Building a Text-to-Speech Converter using AWS Lambda and Polly.

This time, I challenged myself to build a web application entirely using AWS services. While the idea of connecting multiple services together felt slightly overwhelming at first, the process turned out to be not only educational but also incredibly fun! 😄

The goal? To create a Text-to-Speech converter, a web app where users can input any text and receive spoken audio in return, powered by Amazon Polly.

This wasn’t just about writing a Lambda function, but understanding how different AWS services like IAM, API Gateway, and Polly come together to deliver a real-world cloud solution.

What I Built:

A simple yet powerful Text-to-Speech web app that:

Accepts user input via a web page
Sends the text to a Lambda function
Uses Amazon Polly to convert text into speech
Streams back the audio as a playable response

AWS Services used:

IAM
AWS Lambda
Amazon Polly
API Gateway
S3

Implementation steps.

Setting up the IAM Role.

→ The first step in the process is to create an IAM Role using “Create role” action that would allow Lambda function to access other AWS Services securely.

→ Since an AWS Service called Lambda would be using this role, the trusted entity type had to be an AWS Service and Use case being Lambda

→ Once done, I attached the required permissions AmazonPollyFullAccess(to let function interact with Polly service) and AWSLambdaBasicExecutionRole(required for basic Lambda functionality).

→ After reviewing the permissions and settings, I gave the role a meaningful name to easily identify it later and created it successfully.

Creating the Lambda function.

→ Once the IAM role was ready, I moved on to building the core component of the project: the AWS Lambda function.

Searching for AWS Lambda.png

Create a function action.png

→ Since this project involved writing the code from scratch, I chose the “Author from scratch” which gives us the same Hello World program boiler plate. I then filled the basic information like function name and runtime which is Python 3.9 and chose existing IAM role which we created in the previous step.

Lambda function basic information.png

Existing role.png

→ Finally I added this Python code with Polly integration

import boto3
import base64
import json

polly_client = boto3.client('polly');

def lambda_handler(event, context):
    
    text = event['queryStringParameters']['text'];

    response = polly_client.synthesize_speech(
        Text = text,
        OutputFormat = 'mp3',

        # The VoiceId is a required parameter in synthesize_speech API call of AWS Polly.
        # It tells which voice to use when converting text to speech.
        # For Example, Raveena correspond's to female's voice with Indian English accent.
        VoiceId = 'Raveena'
    )

    audio = response['AudioStream'].read()

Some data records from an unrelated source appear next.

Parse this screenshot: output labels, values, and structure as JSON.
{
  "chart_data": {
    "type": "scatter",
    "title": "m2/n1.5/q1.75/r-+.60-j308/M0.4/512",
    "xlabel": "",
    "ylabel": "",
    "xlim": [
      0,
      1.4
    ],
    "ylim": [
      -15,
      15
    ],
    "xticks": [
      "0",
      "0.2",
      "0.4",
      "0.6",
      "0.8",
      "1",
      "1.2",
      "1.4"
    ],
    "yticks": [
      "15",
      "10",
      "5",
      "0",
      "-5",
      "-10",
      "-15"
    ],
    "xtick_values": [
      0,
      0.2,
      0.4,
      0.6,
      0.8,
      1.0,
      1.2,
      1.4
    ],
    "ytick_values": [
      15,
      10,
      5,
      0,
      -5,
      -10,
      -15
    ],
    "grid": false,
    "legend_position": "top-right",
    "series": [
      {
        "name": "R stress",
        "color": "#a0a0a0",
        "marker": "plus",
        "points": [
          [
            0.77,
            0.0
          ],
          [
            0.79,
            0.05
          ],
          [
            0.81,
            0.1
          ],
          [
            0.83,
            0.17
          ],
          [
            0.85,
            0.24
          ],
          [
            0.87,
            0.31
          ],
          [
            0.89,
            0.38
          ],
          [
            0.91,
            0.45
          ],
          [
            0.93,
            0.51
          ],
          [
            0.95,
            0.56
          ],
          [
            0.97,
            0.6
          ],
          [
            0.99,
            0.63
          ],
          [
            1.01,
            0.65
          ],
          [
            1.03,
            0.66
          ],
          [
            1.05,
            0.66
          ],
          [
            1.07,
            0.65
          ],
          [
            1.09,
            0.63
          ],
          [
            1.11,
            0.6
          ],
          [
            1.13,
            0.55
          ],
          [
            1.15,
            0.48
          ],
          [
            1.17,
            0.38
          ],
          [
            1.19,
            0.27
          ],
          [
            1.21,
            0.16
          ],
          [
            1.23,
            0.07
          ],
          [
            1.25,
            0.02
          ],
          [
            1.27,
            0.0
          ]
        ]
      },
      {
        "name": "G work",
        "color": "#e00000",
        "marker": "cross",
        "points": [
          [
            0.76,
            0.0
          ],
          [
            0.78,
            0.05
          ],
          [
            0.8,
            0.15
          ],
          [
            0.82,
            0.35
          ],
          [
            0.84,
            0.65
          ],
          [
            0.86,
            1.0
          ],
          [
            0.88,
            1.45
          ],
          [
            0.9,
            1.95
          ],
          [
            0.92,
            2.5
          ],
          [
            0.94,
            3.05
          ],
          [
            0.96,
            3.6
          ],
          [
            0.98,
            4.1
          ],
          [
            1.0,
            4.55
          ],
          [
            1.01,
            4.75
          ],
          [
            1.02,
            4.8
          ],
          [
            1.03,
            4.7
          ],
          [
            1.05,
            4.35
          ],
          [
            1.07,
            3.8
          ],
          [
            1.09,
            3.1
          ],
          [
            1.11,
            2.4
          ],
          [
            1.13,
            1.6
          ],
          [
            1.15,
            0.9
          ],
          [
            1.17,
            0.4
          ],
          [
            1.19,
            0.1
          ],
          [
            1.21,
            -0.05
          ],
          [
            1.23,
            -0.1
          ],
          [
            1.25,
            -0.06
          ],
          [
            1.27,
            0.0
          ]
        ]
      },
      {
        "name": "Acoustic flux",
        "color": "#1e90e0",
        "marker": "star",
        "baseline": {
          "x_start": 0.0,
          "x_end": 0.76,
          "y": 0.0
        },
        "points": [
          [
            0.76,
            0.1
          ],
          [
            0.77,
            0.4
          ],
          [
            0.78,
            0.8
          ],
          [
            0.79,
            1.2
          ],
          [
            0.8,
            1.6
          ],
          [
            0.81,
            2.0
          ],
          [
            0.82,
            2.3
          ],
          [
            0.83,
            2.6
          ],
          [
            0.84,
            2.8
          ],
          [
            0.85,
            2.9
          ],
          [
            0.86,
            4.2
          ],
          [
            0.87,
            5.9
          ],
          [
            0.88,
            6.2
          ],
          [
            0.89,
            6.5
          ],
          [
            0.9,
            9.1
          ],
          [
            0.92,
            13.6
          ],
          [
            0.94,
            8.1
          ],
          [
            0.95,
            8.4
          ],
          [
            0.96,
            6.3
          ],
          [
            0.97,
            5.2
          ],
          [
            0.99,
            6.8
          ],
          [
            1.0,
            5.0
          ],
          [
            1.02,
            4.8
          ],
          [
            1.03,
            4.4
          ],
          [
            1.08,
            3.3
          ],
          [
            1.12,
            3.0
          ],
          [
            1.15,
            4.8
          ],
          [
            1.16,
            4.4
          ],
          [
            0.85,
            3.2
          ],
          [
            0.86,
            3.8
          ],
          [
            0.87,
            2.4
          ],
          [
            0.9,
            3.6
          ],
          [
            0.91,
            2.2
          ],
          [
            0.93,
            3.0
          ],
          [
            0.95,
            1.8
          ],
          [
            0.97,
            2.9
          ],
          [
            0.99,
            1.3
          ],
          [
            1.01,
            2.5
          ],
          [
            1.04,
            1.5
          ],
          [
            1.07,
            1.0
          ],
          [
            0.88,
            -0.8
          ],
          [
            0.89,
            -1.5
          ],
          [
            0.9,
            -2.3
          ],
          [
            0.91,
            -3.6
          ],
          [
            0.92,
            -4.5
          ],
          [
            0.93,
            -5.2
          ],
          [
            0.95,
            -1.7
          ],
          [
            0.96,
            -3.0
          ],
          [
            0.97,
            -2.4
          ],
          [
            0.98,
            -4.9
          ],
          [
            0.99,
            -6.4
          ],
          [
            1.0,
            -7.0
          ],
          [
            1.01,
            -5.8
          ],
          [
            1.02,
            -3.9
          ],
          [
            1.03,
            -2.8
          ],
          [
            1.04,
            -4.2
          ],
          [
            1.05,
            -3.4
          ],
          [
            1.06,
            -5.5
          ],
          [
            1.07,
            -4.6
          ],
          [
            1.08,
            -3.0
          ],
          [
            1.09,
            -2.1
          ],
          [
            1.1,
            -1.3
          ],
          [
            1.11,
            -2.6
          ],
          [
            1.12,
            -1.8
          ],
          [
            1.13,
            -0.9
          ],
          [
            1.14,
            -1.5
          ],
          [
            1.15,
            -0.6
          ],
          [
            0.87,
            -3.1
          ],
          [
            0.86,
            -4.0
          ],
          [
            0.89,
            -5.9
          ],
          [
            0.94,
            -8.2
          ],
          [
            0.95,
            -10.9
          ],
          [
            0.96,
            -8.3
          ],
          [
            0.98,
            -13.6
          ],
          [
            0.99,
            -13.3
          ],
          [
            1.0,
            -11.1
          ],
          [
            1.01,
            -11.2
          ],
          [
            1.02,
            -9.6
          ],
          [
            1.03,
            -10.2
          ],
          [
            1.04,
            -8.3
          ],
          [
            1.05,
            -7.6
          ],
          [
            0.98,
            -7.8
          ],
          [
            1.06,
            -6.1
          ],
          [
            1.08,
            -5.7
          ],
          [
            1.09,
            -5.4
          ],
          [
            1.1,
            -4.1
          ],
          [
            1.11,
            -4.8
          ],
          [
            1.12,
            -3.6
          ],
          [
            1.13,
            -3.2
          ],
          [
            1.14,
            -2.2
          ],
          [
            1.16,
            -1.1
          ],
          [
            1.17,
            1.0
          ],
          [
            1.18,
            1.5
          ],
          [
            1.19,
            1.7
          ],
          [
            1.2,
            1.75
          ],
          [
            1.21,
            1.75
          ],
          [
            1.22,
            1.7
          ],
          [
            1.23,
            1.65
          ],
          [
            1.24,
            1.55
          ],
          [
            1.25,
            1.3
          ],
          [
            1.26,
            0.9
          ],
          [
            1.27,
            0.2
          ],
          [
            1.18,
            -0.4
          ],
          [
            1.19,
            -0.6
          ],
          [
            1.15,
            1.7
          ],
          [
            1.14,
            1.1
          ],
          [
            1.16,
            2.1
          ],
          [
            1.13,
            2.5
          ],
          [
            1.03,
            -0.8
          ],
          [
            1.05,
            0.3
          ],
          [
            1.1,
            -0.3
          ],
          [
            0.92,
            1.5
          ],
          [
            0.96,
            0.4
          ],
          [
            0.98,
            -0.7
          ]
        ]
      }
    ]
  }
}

    # This converts binary audio data from AWS Polly to text based data in Base64 format.
    # Base64 is a way to represent binary data using only text characters.
    # It is needed because browser can't directly process raw binary in JSON responses.
    encoded_audio = base64.b64encode(audio).decode('utf-8')

    return {
        'statusCode': 200,
        'headers': {
            'Content-type' : 'audio/mpeg',
            'Access-Control-Allow-Origin' : '*'
        },
        'body': encoded_audio,
        'isBase64Encoded': True
    }

Testing the Code.

→ Before proceeding towards API Gateway, it was needed to test the Python code to make sure our Polly integration was working correctly. I clicked on the “Test” inside Lambda console and configured a new Test Event with a name and API Gateway AWS Proxy template.

→ In the event JSON, I passed a sample query string parameter with the text I wanted to convert.
```
{
  "resource": "/speech",
  "path": "/speech",
  "httpMethod": "GET",
  "queryStringParameters": {
    "text": "Testing AWS Lambda and Polly!"
  },
  "headers": {},
  "multiValueHeaders": {},
  "requestContext": {},
  "body": null,
  "isBase64Encoded": false
}
```
→ When I ran the test, the function executed successfully and returned a long base64-encoded string.

→ To confirm that this encoded string was a valid audio, I copied the response and used Base64 Guru to decode and play the audio. The result? It played exactly as expected.
Creating the API Gateway Endpoint.

→ After confirming that the Lambda function worked as expected, I proceeded to expose it via API Gateway so that it could be triggered through a browser-based frontend.

→ I created a HTTP API and configured it with appropriate name and IP Address type.

→ I then added a new route with the GET method and defined the path as /speech. For the integration target, I selected the Lambda function I created earlier. This essentially allowed the frontend to send a GET request with text and receive audio in return.

→ Finally, I created a stage named dev, enabled Auto Deploy so I wouldn’t need to manually push changes, and noted the invoke URL, which I’d use in the frontend code.